DD5 here is like that too - always has been, although she does seem a bit extra sensitive lately too (easy tears, but with measured control).  I validate, hug, attempt slight discussion, then if that isn't going anywhere good I suggest she either calm down or go to her room and calm down and we can talk about it after she is calm.  Usually works.  If it does just escalate 90% of the time it is because she is overtired and/or I have been really busy with lots of other stuff for a few days and haven't really spent quality time with her.  I try to be mindful and connect and not have her overtired and it helps.

 

Another thing I do is to show a bit about reactions to things - sometimes if she is going nuts I'll mirror that back to her in a silly way.  Sometimes she gets that it is ridiculous and can laugh it off, and if she doesn't I drop it right away because I don't want to be mocking her.  Sometimes I will just randomly talk about stuff that she has gotten super upset about in the past and we'll discuss how big of a deal it really was.  If she gets hurt and is screaming bloody murder and stomping around over a mild scrape or bump I'll snuggle her but also explain that the way she is reacting is more like a really big injury reaction, and I expected to find her missing a limb or something, not having a small barely visible scrape on her shin.  Pointing out these things over time seems to be helping DD gague herself better - she seems to be getting better at being able to stop in the moment if I point it out and assess how big of a deal it really is (but she's also still 5...).

 

Tjej

post #8 of 8
Quote:
Originally Posted by mamazee View Post

I'd briefly empathize and let her know I'm there when she needs me, then let her be instead of trying to stop it. My older dd is very emotional too and I find that talking about it too much feeds the drama, and that she needs attention after she's gone through this more than during.

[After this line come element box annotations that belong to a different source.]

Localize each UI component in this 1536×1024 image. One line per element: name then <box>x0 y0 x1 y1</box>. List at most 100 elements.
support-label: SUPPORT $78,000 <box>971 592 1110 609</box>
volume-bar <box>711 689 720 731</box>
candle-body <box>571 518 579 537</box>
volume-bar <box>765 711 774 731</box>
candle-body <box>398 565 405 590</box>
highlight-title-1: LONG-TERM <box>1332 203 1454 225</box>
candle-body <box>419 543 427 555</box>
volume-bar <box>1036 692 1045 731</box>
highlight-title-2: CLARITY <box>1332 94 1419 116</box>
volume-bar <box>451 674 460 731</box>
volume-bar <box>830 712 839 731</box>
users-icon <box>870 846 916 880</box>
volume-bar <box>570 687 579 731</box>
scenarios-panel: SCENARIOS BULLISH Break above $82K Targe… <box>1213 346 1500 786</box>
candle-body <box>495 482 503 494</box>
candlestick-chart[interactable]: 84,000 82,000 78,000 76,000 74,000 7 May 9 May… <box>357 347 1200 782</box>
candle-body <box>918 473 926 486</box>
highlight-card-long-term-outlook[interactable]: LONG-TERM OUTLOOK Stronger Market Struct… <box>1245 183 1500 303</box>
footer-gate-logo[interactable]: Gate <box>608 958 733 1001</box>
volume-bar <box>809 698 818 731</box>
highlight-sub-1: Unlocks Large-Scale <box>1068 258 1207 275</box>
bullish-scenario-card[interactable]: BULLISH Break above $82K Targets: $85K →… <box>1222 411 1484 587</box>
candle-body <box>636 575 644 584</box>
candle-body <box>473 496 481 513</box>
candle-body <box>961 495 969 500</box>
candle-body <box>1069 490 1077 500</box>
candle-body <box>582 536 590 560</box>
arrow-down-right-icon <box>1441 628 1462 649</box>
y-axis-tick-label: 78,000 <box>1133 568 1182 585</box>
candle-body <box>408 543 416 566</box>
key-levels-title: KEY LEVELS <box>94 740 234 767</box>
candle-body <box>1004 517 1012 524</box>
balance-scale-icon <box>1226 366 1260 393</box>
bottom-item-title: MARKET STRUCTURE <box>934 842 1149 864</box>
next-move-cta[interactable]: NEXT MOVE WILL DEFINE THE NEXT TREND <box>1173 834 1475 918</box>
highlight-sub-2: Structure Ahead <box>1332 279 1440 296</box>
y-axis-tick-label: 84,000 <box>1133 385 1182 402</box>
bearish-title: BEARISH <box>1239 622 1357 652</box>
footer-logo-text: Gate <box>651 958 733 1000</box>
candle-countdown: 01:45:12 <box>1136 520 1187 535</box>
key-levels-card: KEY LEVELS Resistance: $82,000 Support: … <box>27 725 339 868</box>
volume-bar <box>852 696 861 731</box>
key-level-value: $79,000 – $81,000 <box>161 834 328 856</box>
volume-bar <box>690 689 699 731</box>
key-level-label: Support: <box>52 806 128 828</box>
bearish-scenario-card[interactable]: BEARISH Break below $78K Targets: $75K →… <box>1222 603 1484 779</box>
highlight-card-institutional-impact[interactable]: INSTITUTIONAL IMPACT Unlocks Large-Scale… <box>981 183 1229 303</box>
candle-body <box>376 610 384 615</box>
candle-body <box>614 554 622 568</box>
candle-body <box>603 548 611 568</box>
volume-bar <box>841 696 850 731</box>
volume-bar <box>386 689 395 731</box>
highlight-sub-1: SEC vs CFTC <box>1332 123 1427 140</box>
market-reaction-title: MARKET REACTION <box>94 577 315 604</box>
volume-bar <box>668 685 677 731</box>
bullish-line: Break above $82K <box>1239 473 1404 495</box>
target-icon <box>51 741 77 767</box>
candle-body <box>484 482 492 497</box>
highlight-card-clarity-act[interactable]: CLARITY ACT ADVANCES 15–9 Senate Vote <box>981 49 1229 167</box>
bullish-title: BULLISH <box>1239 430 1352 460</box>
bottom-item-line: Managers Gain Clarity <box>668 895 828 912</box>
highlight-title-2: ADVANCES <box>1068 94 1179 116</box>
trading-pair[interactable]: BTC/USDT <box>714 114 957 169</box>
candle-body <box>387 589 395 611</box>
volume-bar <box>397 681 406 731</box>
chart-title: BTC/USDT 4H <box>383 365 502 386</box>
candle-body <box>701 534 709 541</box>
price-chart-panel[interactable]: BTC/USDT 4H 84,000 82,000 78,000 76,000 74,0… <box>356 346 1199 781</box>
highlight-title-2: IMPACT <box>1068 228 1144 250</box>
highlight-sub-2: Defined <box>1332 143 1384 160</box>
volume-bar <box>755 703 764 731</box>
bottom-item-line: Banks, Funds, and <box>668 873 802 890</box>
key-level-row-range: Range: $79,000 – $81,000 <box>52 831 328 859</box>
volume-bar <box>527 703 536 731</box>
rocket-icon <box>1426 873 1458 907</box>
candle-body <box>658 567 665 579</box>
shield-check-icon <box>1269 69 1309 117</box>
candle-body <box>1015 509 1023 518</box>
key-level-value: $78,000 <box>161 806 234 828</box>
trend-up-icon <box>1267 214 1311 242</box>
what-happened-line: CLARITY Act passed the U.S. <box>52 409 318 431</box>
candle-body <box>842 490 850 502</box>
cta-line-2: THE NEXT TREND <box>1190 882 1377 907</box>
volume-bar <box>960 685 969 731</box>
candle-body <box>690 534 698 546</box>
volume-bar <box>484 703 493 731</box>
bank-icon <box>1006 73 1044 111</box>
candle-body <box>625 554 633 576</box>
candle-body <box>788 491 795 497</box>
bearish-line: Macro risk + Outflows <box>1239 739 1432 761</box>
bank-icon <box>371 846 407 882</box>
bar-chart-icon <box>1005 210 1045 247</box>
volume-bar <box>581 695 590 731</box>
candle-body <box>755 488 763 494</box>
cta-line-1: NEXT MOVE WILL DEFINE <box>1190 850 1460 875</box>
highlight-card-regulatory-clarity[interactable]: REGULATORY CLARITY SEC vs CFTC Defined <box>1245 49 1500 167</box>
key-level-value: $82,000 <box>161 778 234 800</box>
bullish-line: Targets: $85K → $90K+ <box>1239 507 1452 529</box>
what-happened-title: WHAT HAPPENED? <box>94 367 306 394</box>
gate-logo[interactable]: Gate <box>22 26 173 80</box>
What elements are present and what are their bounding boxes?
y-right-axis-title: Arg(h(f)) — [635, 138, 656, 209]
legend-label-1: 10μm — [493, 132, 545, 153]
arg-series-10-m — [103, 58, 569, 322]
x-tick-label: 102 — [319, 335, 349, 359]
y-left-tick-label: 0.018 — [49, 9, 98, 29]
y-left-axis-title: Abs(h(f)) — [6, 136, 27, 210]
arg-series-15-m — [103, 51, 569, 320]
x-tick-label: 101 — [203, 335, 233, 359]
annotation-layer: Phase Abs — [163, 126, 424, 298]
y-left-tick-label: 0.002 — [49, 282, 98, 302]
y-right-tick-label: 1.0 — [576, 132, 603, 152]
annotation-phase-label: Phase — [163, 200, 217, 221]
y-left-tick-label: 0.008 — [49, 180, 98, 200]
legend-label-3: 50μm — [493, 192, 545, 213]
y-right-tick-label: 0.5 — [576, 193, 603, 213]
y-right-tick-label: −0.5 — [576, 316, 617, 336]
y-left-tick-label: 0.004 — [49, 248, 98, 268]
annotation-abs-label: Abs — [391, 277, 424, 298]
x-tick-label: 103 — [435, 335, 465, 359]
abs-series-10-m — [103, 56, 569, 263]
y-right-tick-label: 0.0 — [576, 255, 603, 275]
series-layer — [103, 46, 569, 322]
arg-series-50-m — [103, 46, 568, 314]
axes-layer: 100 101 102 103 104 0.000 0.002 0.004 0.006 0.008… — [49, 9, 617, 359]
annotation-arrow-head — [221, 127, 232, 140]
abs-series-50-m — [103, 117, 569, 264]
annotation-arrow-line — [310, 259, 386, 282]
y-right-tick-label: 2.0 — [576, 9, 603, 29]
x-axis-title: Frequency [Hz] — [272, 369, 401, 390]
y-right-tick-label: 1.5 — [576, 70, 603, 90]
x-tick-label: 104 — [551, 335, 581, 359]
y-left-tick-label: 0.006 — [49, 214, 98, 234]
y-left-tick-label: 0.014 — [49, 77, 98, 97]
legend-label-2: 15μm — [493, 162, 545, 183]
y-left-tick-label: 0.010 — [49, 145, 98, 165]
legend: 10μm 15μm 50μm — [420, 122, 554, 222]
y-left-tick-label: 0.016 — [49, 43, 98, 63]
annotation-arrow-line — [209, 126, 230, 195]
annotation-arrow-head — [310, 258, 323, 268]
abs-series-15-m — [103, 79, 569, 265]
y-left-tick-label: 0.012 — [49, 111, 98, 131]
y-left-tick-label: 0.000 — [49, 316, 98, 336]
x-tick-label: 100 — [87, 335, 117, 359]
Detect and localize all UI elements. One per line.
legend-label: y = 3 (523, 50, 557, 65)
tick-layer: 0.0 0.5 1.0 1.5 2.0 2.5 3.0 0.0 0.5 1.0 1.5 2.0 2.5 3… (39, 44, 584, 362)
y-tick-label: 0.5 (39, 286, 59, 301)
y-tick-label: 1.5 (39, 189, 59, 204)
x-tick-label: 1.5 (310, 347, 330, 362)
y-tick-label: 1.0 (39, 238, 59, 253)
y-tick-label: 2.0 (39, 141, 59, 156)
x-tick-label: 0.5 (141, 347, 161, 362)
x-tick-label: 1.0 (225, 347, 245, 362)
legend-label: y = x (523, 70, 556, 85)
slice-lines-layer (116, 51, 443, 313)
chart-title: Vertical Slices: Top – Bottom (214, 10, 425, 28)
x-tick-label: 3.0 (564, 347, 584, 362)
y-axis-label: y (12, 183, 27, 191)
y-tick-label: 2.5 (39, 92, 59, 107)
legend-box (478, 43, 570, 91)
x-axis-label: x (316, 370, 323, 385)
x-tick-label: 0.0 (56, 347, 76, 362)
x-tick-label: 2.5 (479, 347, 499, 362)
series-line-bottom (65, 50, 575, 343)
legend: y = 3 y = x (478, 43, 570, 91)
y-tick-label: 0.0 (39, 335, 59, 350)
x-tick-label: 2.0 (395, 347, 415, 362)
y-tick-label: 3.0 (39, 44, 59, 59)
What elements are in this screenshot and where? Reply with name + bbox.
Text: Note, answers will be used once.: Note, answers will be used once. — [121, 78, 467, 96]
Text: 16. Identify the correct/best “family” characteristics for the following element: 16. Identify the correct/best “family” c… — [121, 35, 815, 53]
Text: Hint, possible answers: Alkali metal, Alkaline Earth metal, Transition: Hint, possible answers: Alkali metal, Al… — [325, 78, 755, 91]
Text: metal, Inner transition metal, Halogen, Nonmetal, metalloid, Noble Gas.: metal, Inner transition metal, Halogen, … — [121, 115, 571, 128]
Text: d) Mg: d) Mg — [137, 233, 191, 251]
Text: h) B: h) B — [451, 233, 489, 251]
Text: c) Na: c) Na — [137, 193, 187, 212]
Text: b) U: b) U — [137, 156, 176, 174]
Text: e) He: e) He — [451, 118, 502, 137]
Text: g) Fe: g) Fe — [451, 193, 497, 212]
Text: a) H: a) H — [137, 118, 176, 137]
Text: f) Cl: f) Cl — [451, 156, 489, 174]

This is what I found also.  Quietly holding my dd and letting her talk after briefly empathizing helps her not fall into a prolonged cycle.  I also disengage after a few minutes and tell her I am sorry she is sad but I need to get xyz done then I offer to let her come with me and help or do another activity to try to distract her.  A tantrum is a very irrational time for my dd and she just can't rationalize things even if she wants to so talking after she is calm helps her more in the long term because she is able to come up with other things she could have done and she does remember them for the next time she is upset about a similar thing.  As she has gotten older she has become much less prone to tears because she has so many solutions she has generated after a meltdown to fall back on when something isn't going her way.